Disclaimer: You use these tools at your own risk. Any damage to your action, barrel, the tools, or any other components are not my liability. I am also not liable for any injuries or damages due to the use of these tools.
I realize this thread is a year old, but i was wondering if this is something you would still be willing to do?
 
Just finished mine and it was tough to break the factory barrel loose.

Older T3 blued barrel, blued action purchased in around 2010 or so.

I knew the tools were on the way so started dripping Kroil from the action end standing upright with a bag around the muzzle a few days prior to starting this project.

When the tools got here I figured everything out pretty quickly and I inverted the free section of the action vice so the top half had the flat against the top flat of the actionand the radius was underneath along the recoil lug recess (the top half radius was away from the action). I left some room to hit the threaded portion with some heat and used card stock to protect all surfaces.

Error on the side of over tightening the barrel vice. Took me several tries to get that tight enough with it not to spin. Tighten as you would scope rings in an X pattern.

I had no luck with the ol rubber mallet wacking so a quick call to my dad for advice had me on the way to Lowe’s to get a 1 inch inner diameter, 4’ steel pipe. If you’re wanting to knock this out quick I would get the pipe and start there. I mean, you can always return it when you’re done…

This eventually broke it free with way more force than I anticipated. I walked away from it twice giving up, thinking I would never get it free. I hit it with a propane torch and that didn’t seem to help. Brute force and getting the leverage right eventually got it.

One thing I found was the oil did totally penetrate the threads as they were all wet.

I’ve seen on this thread that some broke free really easy and maybe there’s something to be said for freezing it then some heat but I didn’t have the ability to do that so I only used heat. By the time it broke the action had cooled and I never changed the color of the blued action so maybe more heat was needed.

I’d have the four foot bar on hand if I did this again. Just hold on to your receipt…

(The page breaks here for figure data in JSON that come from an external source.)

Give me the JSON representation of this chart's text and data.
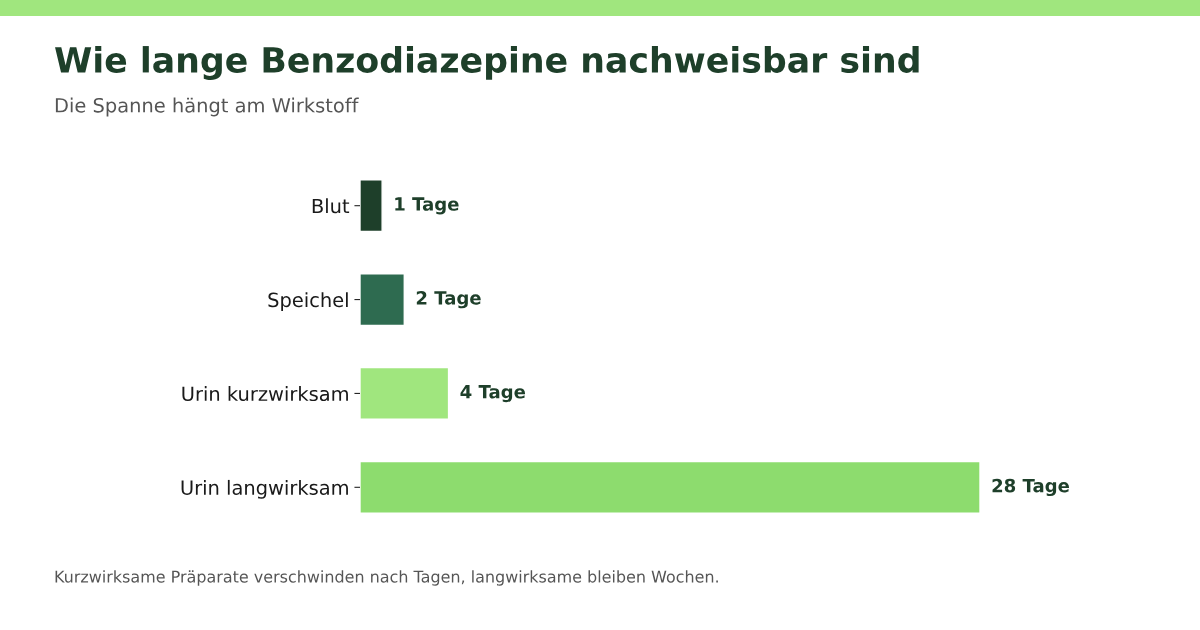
{
  "chart_data": {
    "type": "bar",
    "orientation": "horizontal",
    "title": "Wie lange Benzodiazepine nachweisbar sind",
    "subtitle": "Die Spanne hängt am Wirkstoff",
    "categories": [
      "Blut",
      "Speichel",
      "Urin kurzwirksam",
      "Urin langwirksam"
    ],
    "values": [
      1,
      2,
      4,
      28
    ],
    "colors": [
      "#1e3f2a",
      "#2e6b50",
      "#a0e67e",
      "#8ddc6e"
    ],
    "value_labels": [
      "1 Tage",
      "2 Tage",
      "4 Tage",
      "28 Tage"
    ],
    "tick_labels": "y",
    "grid": false,
    "legend": false,
    "annotations": [
      "Kurzwirksame Präparate verschwinden nach Tagen, langwirksame bleiben Wochen."
    ]
  }
}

Thank you so much for the use of the tools. It’s one of the most generous things I’ve seen on here.
I also quit twice the first time I removed one. I thought for sure I was going to break something before I got the barrel off.
 
I’d like to take advantage of this if someone is still willing to loan out. Have a brand new .243 trying to put on a factory 7-08 barrel. Tough life for us lefties 😂
 
I’d like to take advantage of this if someone is still willing to loan out. Have a brand new .243 trying to put on a factory 7-08 barrel. Tough life for us lefties 😂
That's exactly how I ended up with my 260 Rem, lefty 243 and had the factory 260 barrel put on. With our 3 Tikkas we have in the house I need to get the vise and wrench to do barrel swapping.